Dallas Country commissioners voted Tuesday to allow local county health departments to distribute free condoms in high-risk neighborhoods, repealing a mid-90s ban that had prohibited the practice. The debate was another showdown between abstinence-only versus preventative-measure public policy towards sex education and STD prevention.
When the condom-distribution ban was enacted, the county decided to push a pro-abstinence only platform. The results were less than promising, highlighted in 2006-07 when Dallas County had the highest rate of HIV infection in Texas.
The county health department, the county medical director and the Dallas County Medical Society – in other words, the people who know what they are talking about – all supported re-enacting the condom-distribution policy.
Pfft. But what do these “medical directors” know about upholding the upstanding moral fiber of our population? Detractors to the policy claimed that free condoms at health clinics would encourage kids to engage in deviant sexual behavior – even gayness! One such council member proposed a compromise: give condoms only to those who are already infected, have had sex with infected people, or who have had sex with a prostitute – no condoms to the uninfected looking for safe sex.

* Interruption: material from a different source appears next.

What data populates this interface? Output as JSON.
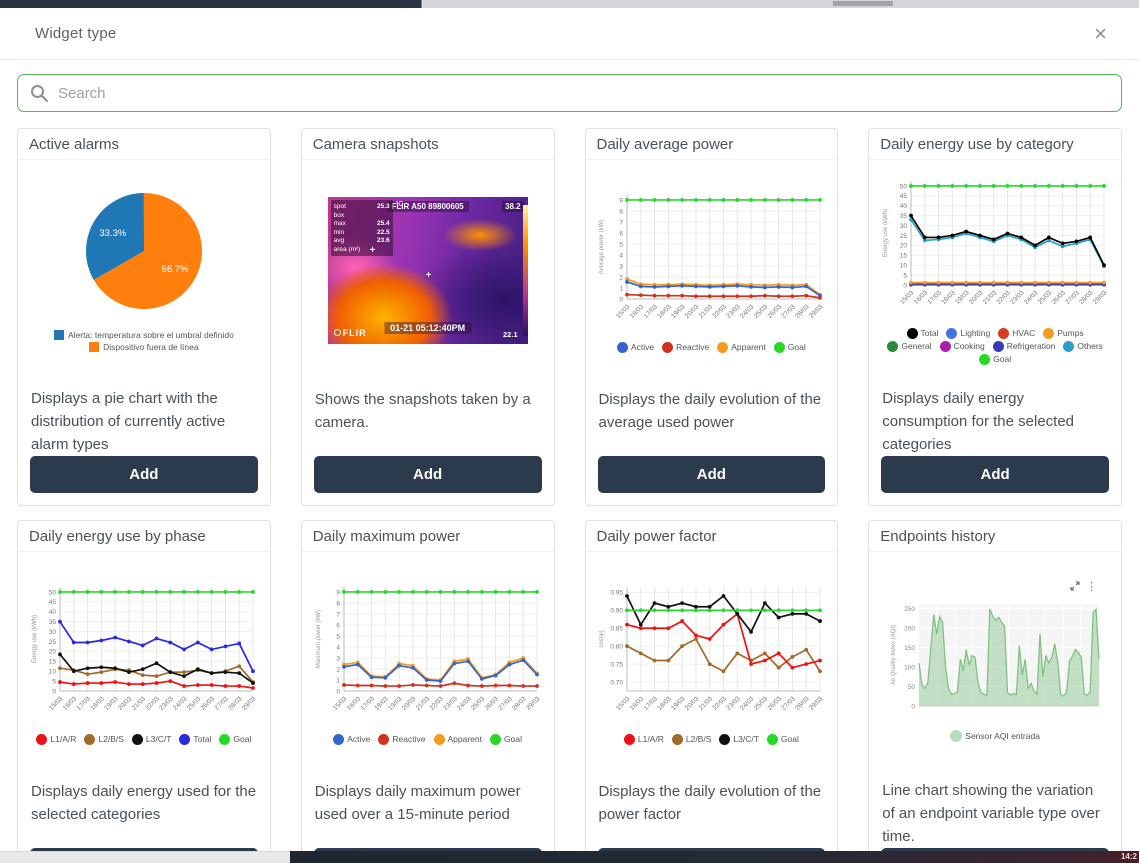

Huh?
The moralistic side has one undeniable argument: abstaining from sex is the most reliable way to avoid any STD. But the other side of the argument is just as irrefutable: there is going to be a large part of the population, religious or not, that chooses to engage in sex. With those two mutual truths against one another, there are two options: a) we singularly plan on people not having sex and conversely don’t provide safeguards for those who do or b) we hope people will abstain from sex and take measures to limit the consequences from those who don’t. One option puts all our eggs in one basket; the other option provides public safeguards.
I would be more willing to listen to the “abstinence only” argument if it wasn’t a blatant way to inject religious morality into public health. But it is.
Kudos to the council for (finally) reversing this ill-advised ban.